Eckstein’s dream of wearing the red, white and blue uniform – remember his earlier efforts? – became reality this summer when he was named a field coach for the 2015 USA Baseball 18U National Team. Working as first base coach, hitting instructor and infield instructor, Eckstein received a gold medal as the team won a third straight world championship by beating host Japan in the title game of the 2015 WBSC U-18 Baseball World Cup.
“It was such a great experience over there with that group,” says Eckstein, who had previously travelled to Japan as part of the 2002 MLB All-Star contingent that played a series against the Japanese. “I was so proud to wear the uniform. It was the first time I had ever gotten to wear USA across my chest.”
His work with USA Baseball (which Eckstein says he’s enjoyed as much as anything in his career) is a likely stepping stone for a return to the on-field work in a more permanent role, as instructor, coach or talent advisor at whatever level of baseball comes calling. “I definitely do see myself back on the field at some point,” he says. “Baseball is still my passion.”
His next dream: Coach with his brother, Rick.
But there’s more than baseball in Eckstein’s life these days. He’s taken on a role as a business partner at Her Universe, a company that was the brainchild of his wife, Ashley. The company (heruniverse.com) produces and markets superhero and sci-fi fashionable apparel for girls and women, a group previously unserved in the business world. Among the licenses Her Universe holds: Marvel, Doctor Who, Star Trek, Transformers and Star Wars – the latter a license Ashley was turned down for twice by LucasFilm – that despite that she’s the voice of Ahsoka Tano in Star Wars: Clone Wars and Star Wars Rebels. Ashley would not be denied. The third time she met with LucasFilm, she secured the license.

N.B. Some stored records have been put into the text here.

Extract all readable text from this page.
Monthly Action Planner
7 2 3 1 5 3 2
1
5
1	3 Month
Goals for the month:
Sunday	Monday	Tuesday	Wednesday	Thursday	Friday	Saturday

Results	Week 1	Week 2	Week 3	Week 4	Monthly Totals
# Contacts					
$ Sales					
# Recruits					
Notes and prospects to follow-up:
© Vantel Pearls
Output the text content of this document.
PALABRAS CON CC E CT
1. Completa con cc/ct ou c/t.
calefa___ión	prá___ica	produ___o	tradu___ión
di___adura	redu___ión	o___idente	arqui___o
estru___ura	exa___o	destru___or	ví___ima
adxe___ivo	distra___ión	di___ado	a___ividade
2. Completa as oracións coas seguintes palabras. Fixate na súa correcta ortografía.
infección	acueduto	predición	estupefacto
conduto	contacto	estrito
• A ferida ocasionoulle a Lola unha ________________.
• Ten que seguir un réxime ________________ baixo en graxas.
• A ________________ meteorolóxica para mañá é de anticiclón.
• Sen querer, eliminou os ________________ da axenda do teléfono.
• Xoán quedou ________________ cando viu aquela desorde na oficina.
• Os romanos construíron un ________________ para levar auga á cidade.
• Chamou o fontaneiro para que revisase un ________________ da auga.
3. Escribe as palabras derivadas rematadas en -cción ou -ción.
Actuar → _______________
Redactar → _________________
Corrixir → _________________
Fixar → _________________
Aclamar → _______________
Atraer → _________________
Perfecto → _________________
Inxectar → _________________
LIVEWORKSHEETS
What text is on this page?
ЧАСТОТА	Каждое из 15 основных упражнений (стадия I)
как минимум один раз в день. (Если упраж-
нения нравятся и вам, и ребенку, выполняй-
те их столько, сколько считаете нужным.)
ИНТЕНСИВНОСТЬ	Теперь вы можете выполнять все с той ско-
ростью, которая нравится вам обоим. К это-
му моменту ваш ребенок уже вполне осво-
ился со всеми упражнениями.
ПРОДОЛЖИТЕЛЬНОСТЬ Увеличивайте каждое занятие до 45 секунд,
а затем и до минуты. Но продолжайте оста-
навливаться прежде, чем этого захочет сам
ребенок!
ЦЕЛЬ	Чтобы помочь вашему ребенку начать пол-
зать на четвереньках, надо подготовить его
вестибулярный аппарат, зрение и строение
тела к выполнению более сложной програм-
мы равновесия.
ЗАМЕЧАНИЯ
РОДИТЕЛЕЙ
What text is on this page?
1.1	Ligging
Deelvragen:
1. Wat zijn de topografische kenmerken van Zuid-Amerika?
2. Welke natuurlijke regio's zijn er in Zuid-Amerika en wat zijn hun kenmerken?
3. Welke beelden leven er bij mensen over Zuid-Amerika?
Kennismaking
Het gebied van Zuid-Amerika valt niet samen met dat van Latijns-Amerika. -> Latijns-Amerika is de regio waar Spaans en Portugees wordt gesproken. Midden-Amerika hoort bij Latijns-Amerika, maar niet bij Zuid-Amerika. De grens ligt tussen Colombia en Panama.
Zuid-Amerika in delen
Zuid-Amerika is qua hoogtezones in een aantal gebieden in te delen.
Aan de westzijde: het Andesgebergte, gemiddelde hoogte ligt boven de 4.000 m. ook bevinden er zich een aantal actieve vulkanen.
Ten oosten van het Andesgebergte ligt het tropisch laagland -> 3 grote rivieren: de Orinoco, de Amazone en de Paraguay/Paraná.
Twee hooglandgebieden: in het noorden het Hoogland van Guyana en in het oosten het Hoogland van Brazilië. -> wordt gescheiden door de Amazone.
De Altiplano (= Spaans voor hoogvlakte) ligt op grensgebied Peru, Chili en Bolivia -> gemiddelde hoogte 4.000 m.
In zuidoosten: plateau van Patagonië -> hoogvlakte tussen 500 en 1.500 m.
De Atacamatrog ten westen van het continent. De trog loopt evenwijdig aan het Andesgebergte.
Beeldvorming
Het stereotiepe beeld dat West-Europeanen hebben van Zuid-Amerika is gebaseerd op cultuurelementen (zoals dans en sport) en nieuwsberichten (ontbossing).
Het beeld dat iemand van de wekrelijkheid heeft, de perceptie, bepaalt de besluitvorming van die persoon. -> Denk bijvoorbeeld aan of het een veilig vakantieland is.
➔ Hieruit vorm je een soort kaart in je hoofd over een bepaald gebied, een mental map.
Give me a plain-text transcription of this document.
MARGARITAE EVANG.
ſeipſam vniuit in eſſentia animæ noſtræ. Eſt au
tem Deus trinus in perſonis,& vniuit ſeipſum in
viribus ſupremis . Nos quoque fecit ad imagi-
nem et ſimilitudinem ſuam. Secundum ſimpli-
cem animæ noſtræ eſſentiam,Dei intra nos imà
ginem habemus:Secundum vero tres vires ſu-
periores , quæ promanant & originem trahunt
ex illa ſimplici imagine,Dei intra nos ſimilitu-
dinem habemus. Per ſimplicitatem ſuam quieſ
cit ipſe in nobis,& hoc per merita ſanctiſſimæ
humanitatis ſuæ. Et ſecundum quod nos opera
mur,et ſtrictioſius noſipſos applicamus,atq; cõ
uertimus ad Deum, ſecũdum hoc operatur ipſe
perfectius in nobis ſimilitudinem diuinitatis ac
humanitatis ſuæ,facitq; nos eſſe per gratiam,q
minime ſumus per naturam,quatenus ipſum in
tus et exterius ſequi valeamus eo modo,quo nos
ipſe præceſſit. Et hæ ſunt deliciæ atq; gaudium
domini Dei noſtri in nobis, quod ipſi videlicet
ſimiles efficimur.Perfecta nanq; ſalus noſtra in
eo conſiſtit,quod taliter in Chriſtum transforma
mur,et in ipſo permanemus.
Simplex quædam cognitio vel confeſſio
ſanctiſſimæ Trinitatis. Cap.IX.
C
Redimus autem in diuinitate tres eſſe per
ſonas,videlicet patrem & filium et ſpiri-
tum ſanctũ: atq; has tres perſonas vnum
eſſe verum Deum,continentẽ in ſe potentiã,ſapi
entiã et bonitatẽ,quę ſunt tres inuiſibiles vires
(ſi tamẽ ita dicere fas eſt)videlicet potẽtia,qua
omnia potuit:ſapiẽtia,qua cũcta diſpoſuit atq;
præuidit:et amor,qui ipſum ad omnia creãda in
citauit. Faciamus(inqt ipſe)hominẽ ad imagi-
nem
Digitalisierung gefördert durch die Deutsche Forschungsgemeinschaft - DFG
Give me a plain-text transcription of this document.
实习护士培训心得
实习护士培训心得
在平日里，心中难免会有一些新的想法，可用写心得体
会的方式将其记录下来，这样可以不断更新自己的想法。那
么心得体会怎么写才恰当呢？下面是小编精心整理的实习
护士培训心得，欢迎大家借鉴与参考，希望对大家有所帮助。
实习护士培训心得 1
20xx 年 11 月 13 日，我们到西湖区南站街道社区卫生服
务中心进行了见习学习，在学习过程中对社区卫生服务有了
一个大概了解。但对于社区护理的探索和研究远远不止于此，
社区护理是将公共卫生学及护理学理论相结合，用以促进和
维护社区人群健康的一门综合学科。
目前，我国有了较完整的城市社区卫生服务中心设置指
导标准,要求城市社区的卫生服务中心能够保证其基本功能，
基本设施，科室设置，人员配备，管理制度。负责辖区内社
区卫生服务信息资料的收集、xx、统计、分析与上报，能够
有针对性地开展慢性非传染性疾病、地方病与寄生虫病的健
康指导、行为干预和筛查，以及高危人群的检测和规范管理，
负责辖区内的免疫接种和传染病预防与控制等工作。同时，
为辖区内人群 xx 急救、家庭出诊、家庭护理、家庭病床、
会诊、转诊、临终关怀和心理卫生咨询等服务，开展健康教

“It’s aimed at Fangirls,” Eckstein says of the business model. And business is booming. Eckstein knows a little something about persevering when the odds seem great. A 19th-round pick by the Red Sox in 1997 out of Florida, the 5-foot-6, 179-pound middle infielder played bigger than his physical stature.
David did not study business in college, but he’s been a quick study in learning how the business world works. He credits his baseball career for that.
“Business and baseball are a lot alike,” he says. “You’ve got to stay focused and stay with what you’re good at and not try to do too much. You’ve got to be patient.” For Eckstein, that patience was rewarded when USA Baseball finally called.
“I’ve really enjoyed it,” he says of the experiences with the organization. “And I was really honored to be a part of it.”